The US Department of Justice launched an investigation into DRAM price fixing in 2002, concerned over dramatic price rises in the market that took place in 2001.
The investigation targeted DRAM maker Micron along with Winbond Electronics and Naya Technologies of Taiwan, Elpida Memory of Japan (a joint venture between NEC and Hitachi), Hynix Semiconductor of South Korea and Infineon Technologies of Germany.
According to a report in the Wall Street Journal last week, the investigation may soon be over, and criminal charges are expected to be brought against some, as yet unnamed, companies.
The chipmakers' case has not been aided by documents released in conjunction with a Federal Trade Commission ruling in an anti-trust case against chip designer Rambus last week.
The Rambus investigation has been rumbling on since 2002 when the FTC charged the company with violating federal antitrust laws, alleging that the chip designer deliberately engaged in a pattern of anti-competitive acts and practices that served to deceive an industry-wide standard-setting organisation, resulting in adverse effects on competition and consumers.
Last week the FTC's Chief Administrative Law Judge Stephen McGuire ruled that the allegations had not been proved, and dismissed the case.

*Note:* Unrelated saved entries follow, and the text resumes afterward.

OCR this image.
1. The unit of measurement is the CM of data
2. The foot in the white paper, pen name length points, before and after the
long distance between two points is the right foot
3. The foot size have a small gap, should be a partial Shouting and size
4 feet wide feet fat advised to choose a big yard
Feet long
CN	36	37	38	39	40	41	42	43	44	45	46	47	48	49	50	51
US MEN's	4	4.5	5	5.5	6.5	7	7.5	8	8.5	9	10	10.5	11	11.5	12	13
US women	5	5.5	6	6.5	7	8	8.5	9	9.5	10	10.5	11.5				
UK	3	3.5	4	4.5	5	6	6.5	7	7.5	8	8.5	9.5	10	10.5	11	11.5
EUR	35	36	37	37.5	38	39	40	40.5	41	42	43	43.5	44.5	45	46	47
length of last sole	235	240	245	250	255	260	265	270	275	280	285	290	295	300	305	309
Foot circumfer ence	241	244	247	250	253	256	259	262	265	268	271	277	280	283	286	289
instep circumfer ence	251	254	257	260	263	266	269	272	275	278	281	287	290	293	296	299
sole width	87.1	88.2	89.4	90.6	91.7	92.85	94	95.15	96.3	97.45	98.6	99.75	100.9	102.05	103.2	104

In the course of his decision he released details of an e-mail that may have a bearing on the Department of Justice investigation into price fixing.
According to CNET News, the decision said:
"Subsequently, in a November 26, 2001, e-mail, a Micron manager named Kathy Radford described the efforts of Infineon and Samsung to raise DDR prices and stated that Micron intended to try to raise its prices to all of the OEM customers."
The decision continued:
"Radford then reported that '(t)he consensus from all suppliers is that if Micron makes the move, all of them will do the same and make it stick.' Prices did, in fact, increase in the months after Radford's e-mail."